Réseau vétuste et changement climatique, la Bulgarie manque d'eau

Remplir des bidons, faire tourner la machine à laver ou se doucher: il faut choisir. Dans le village bulgare de Gorna Studena, l'eau se fait de plus en plus rare chaque année, entre vieillissement des canalisations et réchauffement climatique.
Rumyana Tsoneva, énergique habitante de 69 ans, ouvre le robinet de sa cour mais rien ne se passe. Et quand un filet d'eau arrive enfin, c'est pour quelques heures seulement.
Située à une trentaine de kilomètres du Danube dans une plaine fertile, la commune est en état d'urgence depuis un mois. L'eau y est rationnée, et malgré ces mesures, des maisons en sont parfois privées pendant plus de deux jours.
Dans ce pays de 6,4 millions d'habitants, le plus pauvre de l'UE, plus de 156.000 personnes étaient affectées mi-juillet par des coupures d'eau.
Une crise qui nourrit la colère de la population sur fond d'instabilité politique.
"Cela fait 15 ans que ça dure, mais chaque année, la situation empire", soupire la sexagénaire, tout en observant la terre craquelée de son jardin.
- "Une goutte sur deux est perdue" -
Cette ancienne agronome de la coopérative locale, qui vit seule dans la grande demeure familiale avec pour toute compagnie son chien et une dizaine de poules, cultive du maïs.
Mais elle sait déjà que la récolte ne donnera rien cette année.
Si elle a conscience de l'impact du changement climatique, elle refuse qu'il serve de prétexte à l'inaction de l'Etat. "On voudrait que les jeunes reviennent au village... moi, je ne leur conseillerais pas", lâche-t-elle, résignée.
Gorda Studena ne compte plus que 200 habitants, soit dix fois moins que dans les années 1960. Le centre médical, la pharmacie, l'école ont fermé.
"La mauvaise gestion et les infrastructures vieillissantes amplifient les effets du réchauffement", explique Emil Gachev, expert de l'Institut de recherche sur le climat et l'eau au sein de l'Académie des sciences.
La plupart des canalisations ont été installées il y a 60 ans, voire avant la Seconde guerre mondiale, et le réseau fuit de partout. Sans compter les détournements illégaux d'eau par des particuliers et même des entreprises.
"Une goutte sur deux est perdue avant d'arriver au robinet", précise le chercheur, la Bulgarie figurant au dernier rang de l'UE en la matière, selon des données de la fédération EurEau datant de 2021.

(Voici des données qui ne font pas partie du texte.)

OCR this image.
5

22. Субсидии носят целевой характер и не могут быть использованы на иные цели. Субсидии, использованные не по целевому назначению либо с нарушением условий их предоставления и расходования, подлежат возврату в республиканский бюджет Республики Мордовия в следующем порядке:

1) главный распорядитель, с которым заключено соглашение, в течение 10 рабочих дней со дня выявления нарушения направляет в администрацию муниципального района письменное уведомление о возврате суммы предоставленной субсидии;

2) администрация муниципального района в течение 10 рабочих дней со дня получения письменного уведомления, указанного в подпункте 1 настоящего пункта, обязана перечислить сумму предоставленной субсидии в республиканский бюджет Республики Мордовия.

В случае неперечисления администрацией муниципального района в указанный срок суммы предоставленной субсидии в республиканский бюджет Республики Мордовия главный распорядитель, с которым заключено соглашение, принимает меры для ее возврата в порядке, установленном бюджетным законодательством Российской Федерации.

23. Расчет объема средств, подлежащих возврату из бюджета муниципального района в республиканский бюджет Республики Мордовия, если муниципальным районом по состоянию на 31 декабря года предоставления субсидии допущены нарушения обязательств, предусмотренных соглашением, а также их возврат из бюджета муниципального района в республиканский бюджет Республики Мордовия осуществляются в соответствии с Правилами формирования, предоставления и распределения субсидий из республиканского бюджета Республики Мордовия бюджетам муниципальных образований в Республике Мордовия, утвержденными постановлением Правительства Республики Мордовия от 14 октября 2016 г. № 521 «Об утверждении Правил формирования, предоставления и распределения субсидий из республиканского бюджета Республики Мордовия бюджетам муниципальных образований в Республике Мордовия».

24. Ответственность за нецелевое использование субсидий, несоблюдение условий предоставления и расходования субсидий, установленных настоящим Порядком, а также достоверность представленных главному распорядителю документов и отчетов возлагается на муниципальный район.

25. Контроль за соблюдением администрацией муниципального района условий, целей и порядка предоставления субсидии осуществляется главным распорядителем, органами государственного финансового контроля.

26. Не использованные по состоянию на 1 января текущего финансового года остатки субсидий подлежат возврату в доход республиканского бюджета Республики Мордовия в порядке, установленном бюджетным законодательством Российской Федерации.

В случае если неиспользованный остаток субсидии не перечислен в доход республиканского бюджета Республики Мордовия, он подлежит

De quoi rendre la situation intenable quand, au même moment, la sécheresse s'aggrave: ces derniers temps, les précipitations printanières ont fortement diminué comparé à la moyenne des 25 années passées, et dans le nord-ouest, certains barrages-réservoirs ne sont remplis qu'à quelque 20% de leur capacité.
- "On ne demande pas une piscine" -
D'après une première étude sur le sujet présentée cette semaine par M. Gachev, la Bulgarie se rapproche dangereusement d'une crise hydrique durable.
"Les soucis d'approvisionnement concernent tout le pays, ce qui suggère qu'il s'agit d'un problème systémique plutôt qu'isolé, aux importantes dimensions sociales, sanitaires et économiques", souligne l'analyste.
Sous l'effet du dérèglement climatique, les périodes de rationnement vont durer plus longtemps et de plus en plus de localités seront affectées, s'inquiète-t-il.
Dans un rapport tout juste publié, une commission parlementaire a confirmé l'ampleur du problème et recommandé une série de mesures, dont la mise en place d'un fonds national pour moderniser les infrastructures.
A Gorna Studena, où les habitants ont protesté l'an dernier en bloquant la circulation, le téléphone du maire ne cesse de sonner.
Plamen Ivanov, qui attend une livraison de bouteilles d'eau par les services de l'Etat, explique que la situation crée des tensions entre habitants: "les uns se plaignent que ceux d'en bas en ont trop, les autres qu’ils doivent subir des coupures à cause d'eux. Tout cela retombe sur moi."
Un peu plus loin, Nivyana, fichu sur la tête et jupe colorée, sort de chez elle, un seau à la main.
Elle a de la chance: l'une des citernes bleues installées par les autorités trône juste devant sa porte. "Je voulais laver mes vêtements", glisse cette habitante de 83 ans au visage buriné par le soleil, qui n'a pas voulu donner son nom de famille. "Mais l'eau s'est tarie avant que je puisse finir."
"On ne demande pas une piscine, juste une vie normale", lance Rumyana Tsoneva.